2 II. Die Entscheidung
Autonome und einheitliche Auslegung des EU-Rechtes
Mit seiner Frage möchte das vorlegende Gericht wissen, ob Art. 6 Abs. 1 Buchst. d der Verordnung Nr. 805/2004 dahin auszulegen ist, dass er auch auf Verträge anwendbar ist, die zwischen zwei nicht berufs- oder gewerbebezogen handelnden Personen geschlossen wurden. Nach ständiger Rechtsprechung folgt aus den Anforderungen sowohl der einheitlichen Anwendung des Unionsrechts als auch des Gleichheitsgrundsatzes, dass die Begriffe einer unionsrechtlichen Bestimmung, die für die Ermittlung ihres Sinnes und ihrer Bedeutung nicht ausdrücklich auf das Recht der Mitgliedstaaten verweist, in der Regel in der gesamten Union eine autonome und einheitliche Auslegung erhalten müssen, die unter Berücksichtigung des Kontexts der Bestimmung und des mit der fraglichen Regelung verfolgten Ziels gefunden werden muss.
Hinweis
Art. 6 Abs. 1d der Verordnung lautet: "Eine in einem Mitgliedstaat über eine unbestrittene Forderung ergangene Entscheidung wird auf jederzeitigen Antrag an das Ursprungsgericht als Europäischer Vollstreckungstitel bestätigt, wenn die Entscheidung in dem Mitgliedstaat ergangen ist, in dem der Schuldner seinen Wohnsitz im Sinne von Art. 59 der Verordnung (EG) Nr. 44/2001 hat, sofern die Forderung unbestritten im Sinne von Art. 3 Abs. 1 Buchstabe b) oder c) ist, sie einen Vertrag betrifft, den eine Person, der Verbraucher, zu einem Zweck geschlossen hat, der nicht der beruflichen oder gewerblichen Tätigkeit dieser Person zugerechnet werden kann, und der Schuldner der Verbraucher ist."
Nur der Anspruchsgegner muss Verbraucher sein
Nach dem Wortlaut von Art. 6 Abs. 1 Buchst. d der Verordnung Nr. 805/2004 ist der Verbraucher eine Person, die einen Vertrag zu einem Zweck geschlossen hat, der nicht der beruflichen oder gewerblichen Tätigkeit dieser Person zugerechnet werden kann. Ihm ist nicht zu entnehmen, ob es für die Qualifizierung dieser Vertragspartei als "Verbraucher" eine Rolle spielt, ob ihr Vertragspartner Unternehmer ist oder nicht.
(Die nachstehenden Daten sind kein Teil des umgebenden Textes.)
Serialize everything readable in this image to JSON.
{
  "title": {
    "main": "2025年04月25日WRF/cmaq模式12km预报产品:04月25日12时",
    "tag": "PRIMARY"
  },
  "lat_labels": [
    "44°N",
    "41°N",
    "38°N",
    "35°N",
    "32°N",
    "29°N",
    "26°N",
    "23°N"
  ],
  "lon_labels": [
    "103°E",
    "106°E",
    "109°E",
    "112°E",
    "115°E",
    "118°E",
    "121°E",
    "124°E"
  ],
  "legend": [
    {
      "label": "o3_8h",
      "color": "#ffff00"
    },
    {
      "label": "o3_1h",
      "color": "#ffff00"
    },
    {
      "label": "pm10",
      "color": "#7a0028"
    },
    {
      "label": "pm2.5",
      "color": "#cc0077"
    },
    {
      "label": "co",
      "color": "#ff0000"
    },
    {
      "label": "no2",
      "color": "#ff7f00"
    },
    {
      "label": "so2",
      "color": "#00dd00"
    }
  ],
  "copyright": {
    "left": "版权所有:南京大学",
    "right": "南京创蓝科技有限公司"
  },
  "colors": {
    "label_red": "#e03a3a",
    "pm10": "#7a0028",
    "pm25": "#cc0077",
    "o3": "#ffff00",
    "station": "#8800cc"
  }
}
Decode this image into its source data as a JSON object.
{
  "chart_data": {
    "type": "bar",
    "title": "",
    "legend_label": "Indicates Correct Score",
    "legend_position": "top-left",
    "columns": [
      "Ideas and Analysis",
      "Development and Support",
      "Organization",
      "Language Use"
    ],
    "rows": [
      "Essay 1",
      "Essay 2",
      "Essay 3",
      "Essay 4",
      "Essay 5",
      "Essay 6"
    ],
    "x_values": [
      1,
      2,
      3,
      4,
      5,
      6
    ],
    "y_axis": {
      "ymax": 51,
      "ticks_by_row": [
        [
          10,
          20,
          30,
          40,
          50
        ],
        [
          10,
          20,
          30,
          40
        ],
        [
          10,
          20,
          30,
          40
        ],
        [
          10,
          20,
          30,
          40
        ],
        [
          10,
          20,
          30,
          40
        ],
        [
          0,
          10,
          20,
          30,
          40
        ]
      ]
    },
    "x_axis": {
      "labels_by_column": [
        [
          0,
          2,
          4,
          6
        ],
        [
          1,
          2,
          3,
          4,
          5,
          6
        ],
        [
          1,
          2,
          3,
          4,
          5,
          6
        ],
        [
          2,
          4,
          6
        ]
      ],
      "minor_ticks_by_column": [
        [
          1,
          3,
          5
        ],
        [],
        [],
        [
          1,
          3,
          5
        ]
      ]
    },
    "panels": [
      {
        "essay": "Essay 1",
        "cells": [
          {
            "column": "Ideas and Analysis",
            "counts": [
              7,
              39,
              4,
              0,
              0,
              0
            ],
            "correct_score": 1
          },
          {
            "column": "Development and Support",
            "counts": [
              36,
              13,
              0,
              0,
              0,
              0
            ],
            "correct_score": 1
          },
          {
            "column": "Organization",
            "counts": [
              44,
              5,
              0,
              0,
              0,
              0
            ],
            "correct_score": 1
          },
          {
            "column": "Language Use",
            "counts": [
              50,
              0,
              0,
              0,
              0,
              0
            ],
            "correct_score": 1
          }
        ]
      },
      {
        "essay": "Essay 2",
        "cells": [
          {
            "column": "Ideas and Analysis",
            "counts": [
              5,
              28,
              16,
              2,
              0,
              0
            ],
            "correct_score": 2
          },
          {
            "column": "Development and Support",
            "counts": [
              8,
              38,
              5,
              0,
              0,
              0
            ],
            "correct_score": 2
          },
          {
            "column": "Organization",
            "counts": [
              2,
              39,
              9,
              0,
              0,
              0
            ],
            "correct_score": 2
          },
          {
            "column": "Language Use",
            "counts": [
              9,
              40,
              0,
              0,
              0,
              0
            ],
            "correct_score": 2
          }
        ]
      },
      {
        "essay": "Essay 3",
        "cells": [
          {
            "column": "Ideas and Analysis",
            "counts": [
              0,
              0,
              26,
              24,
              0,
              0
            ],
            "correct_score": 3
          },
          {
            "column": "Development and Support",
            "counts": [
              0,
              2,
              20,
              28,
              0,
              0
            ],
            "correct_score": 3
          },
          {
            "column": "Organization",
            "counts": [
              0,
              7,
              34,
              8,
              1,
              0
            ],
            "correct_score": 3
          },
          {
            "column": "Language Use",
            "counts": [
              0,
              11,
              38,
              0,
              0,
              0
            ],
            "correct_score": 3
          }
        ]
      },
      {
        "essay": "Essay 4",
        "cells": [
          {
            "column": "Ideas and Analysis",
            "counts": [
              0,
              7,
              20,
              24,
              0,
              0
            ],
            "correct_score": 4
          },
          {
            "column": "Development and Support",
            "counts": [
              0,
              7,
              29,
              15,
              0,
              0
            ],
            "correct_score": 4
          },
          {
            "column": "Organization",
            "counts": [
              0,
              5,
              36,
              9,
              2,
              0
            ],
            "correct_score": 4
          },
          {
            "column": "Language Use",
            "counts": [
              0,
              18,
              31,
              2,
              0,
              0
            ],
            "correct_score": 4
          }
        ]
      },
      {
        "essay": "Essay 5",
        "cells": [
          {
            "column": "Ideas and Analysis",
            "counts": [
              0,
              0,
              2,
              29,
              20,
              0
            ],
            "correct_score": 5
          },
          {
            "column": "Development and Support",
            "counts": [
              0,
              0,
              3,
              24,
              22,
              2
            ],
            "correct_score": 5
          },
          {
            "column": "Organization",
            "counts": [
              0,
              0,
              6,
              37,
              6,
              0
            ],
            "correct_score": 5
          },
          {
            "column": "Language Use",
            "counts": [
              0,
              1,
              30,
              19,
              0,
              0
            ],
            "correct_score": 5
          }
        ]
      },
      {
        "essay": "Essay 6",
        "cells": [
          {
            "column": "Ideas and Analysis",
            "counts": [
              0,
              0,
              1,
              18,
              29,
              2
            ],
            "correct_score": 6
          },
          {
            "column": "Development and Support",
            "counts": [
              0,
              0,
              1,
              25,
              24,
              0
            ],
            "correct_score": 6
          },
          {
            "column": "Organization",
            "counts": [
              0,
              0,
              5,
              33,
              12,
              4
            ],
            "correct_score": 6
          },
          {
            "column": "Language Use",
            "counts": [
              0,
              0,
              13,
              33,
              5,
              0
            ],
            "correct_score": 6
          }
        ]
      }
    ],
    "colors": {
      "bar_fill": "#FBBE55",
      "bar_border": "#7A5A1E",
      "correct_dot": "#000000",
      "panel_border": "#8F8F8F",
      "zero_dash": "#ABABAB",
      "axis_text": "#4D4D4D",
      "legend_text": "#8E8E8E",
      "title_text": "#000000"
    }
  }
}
Welche Eigenschaft der Vertragspartner eines Verbrauchers haben muss, ergibt sich auch nicht aus anderen Bestimmungen dieser Verordnung, so dass Sinn und Bedeutung des Begriffs "Verbraucher" in der fraglichen Bestimmung, in der nicht auf das Recht der Mitgliedstaaten verwiesen wird, unter Berücksichtigung des Kontexts der Bestimmung und des mit der Verordnung Nr. 805/2004 verfolgten Ziels zu ermitteln sind.
Europäischer Verbraucherbegriff ist maßgeblich
Insoweit ist, um die Beachtung der vom europäischen Gesetzgeber auf dem Gebiet der Verbraucherverträge verfolgten Ziele und die Kohärenz des Unionsrechts zu gewährleisten, insbesondere der in anderen unionsrechtlichen Regelungen enthaltene Verbraucherbegriff zu berücksichtigen. So ist zunächst darauf hinzuweisen, dass das u.a. mit der Richtlinie 93/13/EWG des Rates vom 5.4.1993 über missbräuchliche Klauseln in Verbraucherverträgen (ABl L 95, S. 29) geschaffene Sys...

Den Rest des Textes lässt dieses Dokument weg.